Quanto mais poder conquistava sob o capitalismo e sem confrontar o capitalismo, mais se definia como um partido de massas igualzinho aos outros, tendo como objetivo máximo a conquista de governos e de cadeiras no Legislativo; e não um partido revolucionário, que tem como objetivo máximo substituir a ganância, a competição zoológica e a aberrante desigualdade capitalistas pela cooperação solidária dos indivíduos para a promoção do bem comum numa sociedade regida pelo igualitarismo.
Ao contrário do simplismo demagógico de Reinaldo Azevedo (segundo quem, por não aceitar seu impedimento, Dilma Rousseff estaria moralmente obrigada a retomar a luta armada), os revolucionários não oscilamos entre dois polos excludentes.
Ao longo de três mandatos presidenciais e um terço, o PT comprovou cabalmente que as ilusões eleitorais não nos levam aonde precisamos urgentemente chegar, nestes tempos em que o capitalismo se torna cada vez mais devastador em termos econômicos e ambientais, ameaçando inclusive a sobrevivência da espécie humana.

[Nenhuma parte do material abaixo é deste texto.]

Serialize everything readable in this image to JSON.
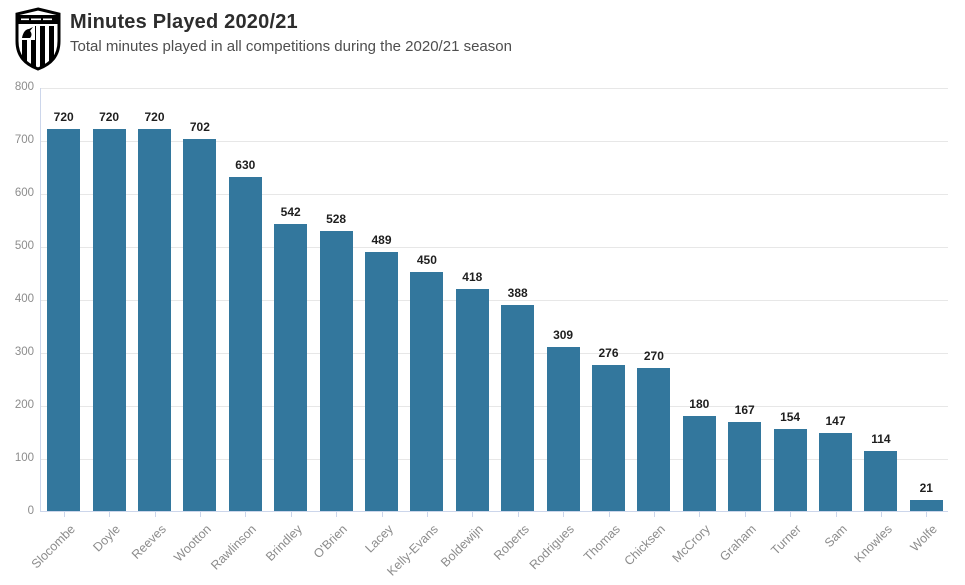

Se no século passado (e principalmente na Europa) ainda fazia sentido a esquerda participar de governos e parlamentos, desde que não superestimasse sua relevância, hoje salta aos olhos que o poder político se tornou um mero apêndice do poder econômico, servindo apenas para esconder do povo qual a verdadeira origem dos seus infortúnios.
Então, nem sequer utilidade tática têm mais para nós. Há vida fora de palácios do governo e das sedes do Legislativo. É nos locais de trabalho, nas escolas, nas ruas, campos e construções, que a esquerda a tem de ir buscar, voltando a fazer o trabalho de formiguinha de outrora, até readquirir forças para voos maiores (e melhores!).
Neste momento de extremo desencanto com a política oficial e os políticos, chega a ser hipócrita a presença do PT e dos partidos que permanecerem fiéis a Dilma Rousseff nas eleições deste domingo. Afinal, não cansaram de esgoelar acusações de golpe, aqui e lá fora?
Mas, se a democracia burguesa brasileira for, ademais, golpista, de que lhes adiantará conquistarem cadeiras que poderão ser retiradas de forma escusa a qualquer momento? Parece que, além das bandeiras revolucionárias, essa gente deixou para trás também o raciocínio dialético, não conseguindo mais enxergar certas contradições gritantes nas suas posturas...
O voto coerente, neste domingo e provavelmente em todas as vezes daqui para a frente, será o voto nulo. Isto, claro, supondo-se que os eleitores prefiram escapar das multas, sanções e amolações autoritariamente impostas a quem deixa de comparecer aos locais de votação.